The numbers behind the push

The data build-out sits inside a broader industrial mobilization. China invested about 100 billion yuan ($14.8 billion) in the sector in 2026 — more than the previous five years combined, per Bloomberg — and the government is targeting 10,000 humanoids deployed to factories by year-end. Those deployments are themselves data-collection engines: Robotera has placed humanoids in a dozen logistics hubs, Galbot has paired with battery giant CATL for heavy lifting, and Ai2 Robotics has installed units at automotive, semiconductor and consumer-electronics plants. For scale context, Bloomberg notes roughly 300,000 robots were installed in China in 2024 against about 38,000 in the U.S.

Key Facts

  • 64 robot data-collection centers built, ~20 more under construction (Bloomberg, July 15, 2026)
  • Centers mimic supermarkets, assembly lines, offices, shops and homes; workers record everyday tasks
  • Leading firms hold ~500,000 hours of demonstration data; estimate tens of millions of hours needed
  • ~100 billion yuan ($14.8B) invested in the sector in 2026; government targets 10,000 factory humanoids by year-end
  • ~300,000 robots installed in China in 2024 vs ~38,000 in the U.S.

Why it matters

If the humanoid race is decided by who accumulates demonstration data fastest and cheapest, then labor organization and floor space become strategic assets, and China is building both deliberately. The counter-case is that scraped human demonstrations may not transfer cleanly to robot bodies with different kinematics, and that simulation or better learning methods could shrink the data appetite — routes that would blunt a brute-force data edge. Either way, the contest has moved: the question is no longer only who builds the best robot, but who can most cheaply teach one.

Frequently Asked

What are these data-collection centers?

Warehouse-scale facilities dressed as supermarkets, assembly lines, offices, shops and homes, where workers repeatedly perform everyday tasks while robots and sensors record the motions as training data. Bloomberg reports 64 exist, with ~20 more being built.

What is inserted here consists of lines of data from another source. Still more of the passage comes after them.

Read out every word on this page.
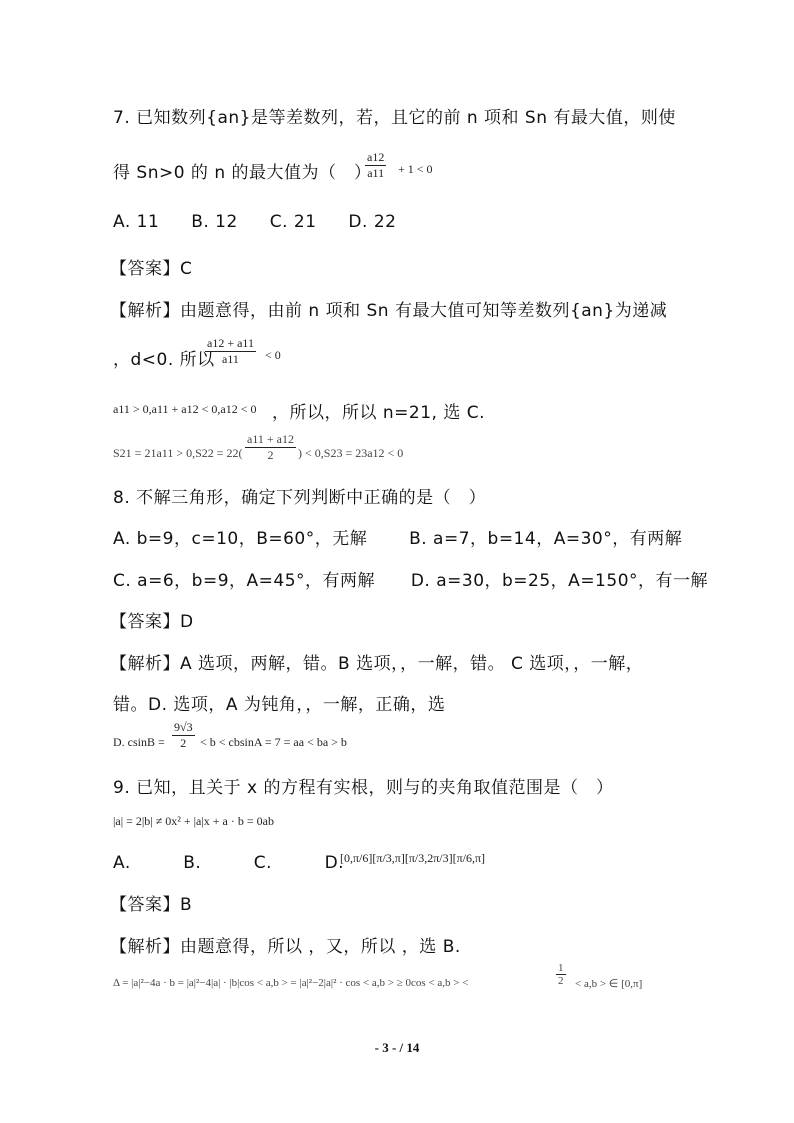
7. 已知数列{an}是等差数列，若，且它的前 n 项和 Sn 有最大值，则使
得 Sn>0 的 n 的最大值为（　）
$\frac{a12}{a11} + 1 < 0$
A. 11 B. 12 C. 21 D. 22
【答案】C
【解析】由题意得，由前 n 项和 Sn 有最大值可知等差数列{an}为递减
，d<0. 所以
$\frac{a12 + a11}{a11} < 0$
a11 > 0,a11 + a12 < 0,a12 < 0 ，所以，所以 n=21, 选 C.
$S21 = 21a11 > 0,S22 = 22( \frac{a11 + a12}{2}$ ) < 0,S23 = 23a12 < 0
8. 不解三角形，确定下列判断中正确的是（　）
A. b=9，c=10，B=60°，无解 B. a=7，b=14，A=30°，有两解
C. a=6，b=9，A=45°，有两解 D. a=30，b=25，A=150°，有一解
【答案】D
【解析】A 选项，两解，错。B 选项，，一解，错。 C 选项，，一解，
错。D. 选项，A 为钝角，，一解，正确，选
D. $csinB = \frac{9√3}{2} < b < cbsinA = 7$ = aa < ba > b
9. 已知，且关于 x 的方程有实根，则与的夹角取值范围是（　）
|a| = 2|b| ≠ 0x² + |a|x + a · b = 0ab
A.　　　B.　　　C.　　　D.
[0,π/6][π/3,π][π/3,2π/3][π/6,π]
【答案】B
【解析】由题意得，所以 ，又，所以 ，选 B.
Δ = |a|²−4a · b = |a|²−4|a| · |b|cos < a,b > = |a|²−2|a|² · cos < a,b > ≥ 0cos < a,b > <	$\frac{1}{2} < a,b$ > ∈ [0,π]
- 3 - / 14
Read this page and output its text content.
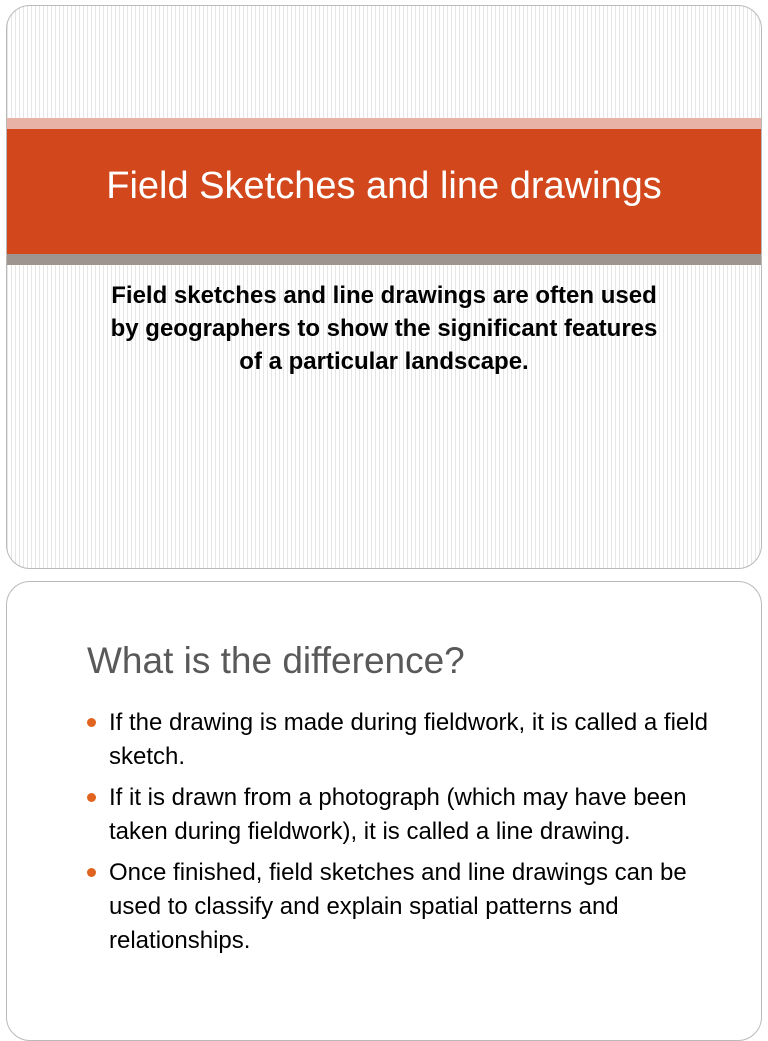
Field Sketches and line drawings

Field sketches and line drawings are often used by geographers to show the significant features of a particular landscape.

What is the difference?
If the drawing is made during fieldwork, it is called a field sketch.
If it is drawn from a photograph (which may have been taken during fieldwork), it is called a line drawing.
Once finished, field sketches and line drawings can be used to classify and explain spatial patterns and relationships.
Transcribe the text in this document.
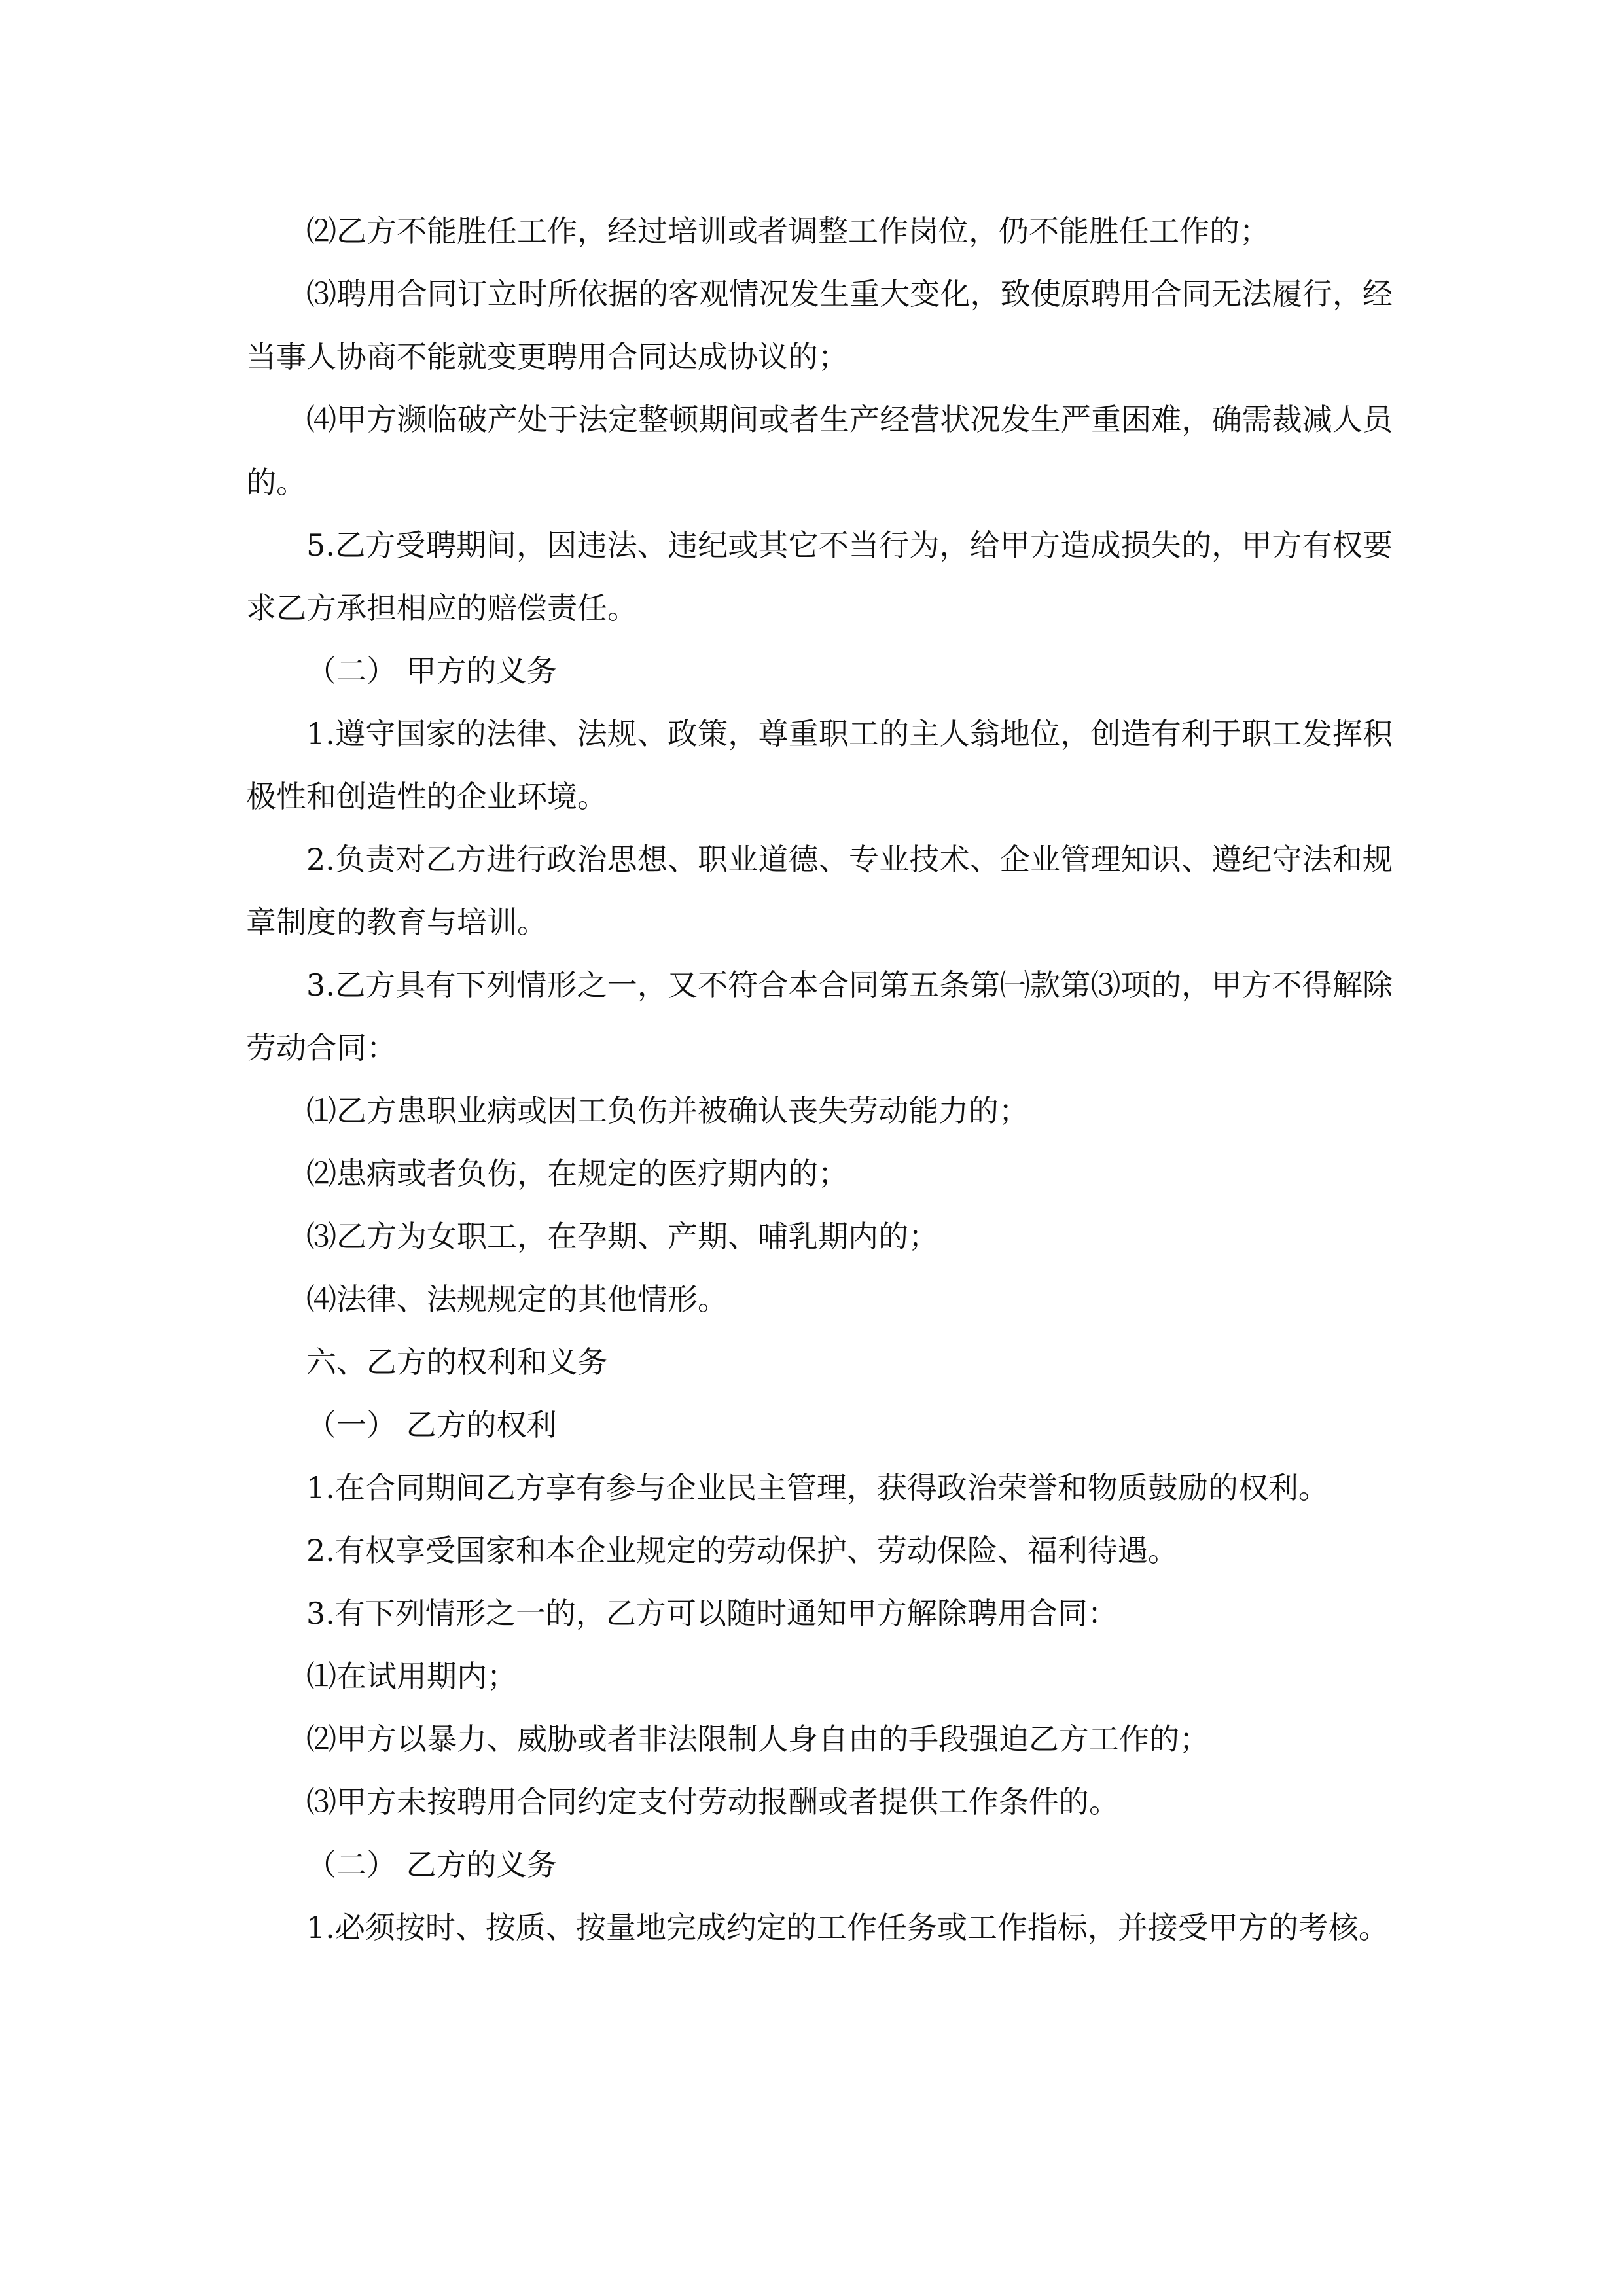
⑵乙方不能胜任工作，经过培训或者调整工作岗位，仍不能胜任工作的；

⑶聘用合同订立时所依据的客观情况发生重大变化，致使原聘用合同无法履行，经当事人协商不能就变更聘用合同达成协议的；

⑷甲方濒临破产处于法定整顿期间或者生产经营状况发生严重困难，确需裁减人员的。

5.乙方受聘期间，因违法、违纪或其它不当行为，给甲方造成损失的，甲方有权要求乙方承担相应的赔偿责任。

（二） 甲方的义务

1.遵守国家的法律、法规、政策，尊重职工的主人翁地位，创造有利于职工发挥积极性和创造性的企业环境。

2.负责对乙方进行政治思想、职业道德、专业技术、企业管理知识、遵纪守法和规章制度的教育与培训。

3.乙方具有下列情形之一，又不符合本合同第五条第㈠款第⑶项的，甲方不得解除劳动合同：

⑴乙方患职业病或因工负伤并被确认丧失劳动能力的；

⑵患病或者负伤，在规定的医疗期内的；

⑶乙方为女职工，在孕期、产期、哺乳期内的；

⑷法律、法规规定的其他情形。

六、乙方的权利和义务

（一） 乙方的权利

1.在合同期间乙方享有参与企业民主管理，获得政治荣誉和物质鼓励的权利。

2.有权享受国家和本企业规定的劳动保护、劳动保险、福利待遇。

3.有下列情形之一的，乙方可以随时通知甲方解除聘用合同：

⑴在试用期内；

⑵甲方以暴力、威胁或者非法限制人身自由的手段强迫乙方工作的；

⑶甲方未按聘用合同约定支付劳动报酬或者提供工作条件的。

（二） 乙方的义务

1.必须按时、按质、按量地完成约定的工作任务或工作指标，并接受甲方的考核。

Why does training data matter so much?

Robots can't learn physical manipulation from internet text; they need real demonstrations. Leading firms have ~500,000 hours and estimate they need tens of millions — so cheap, fast data collection is a genuine edge.

How is China's approach different?

It leans on organized labor, physical data centers and mass factory deployment to capture real demonstrations, where much U.S. work leans on simulation and offshore labeling.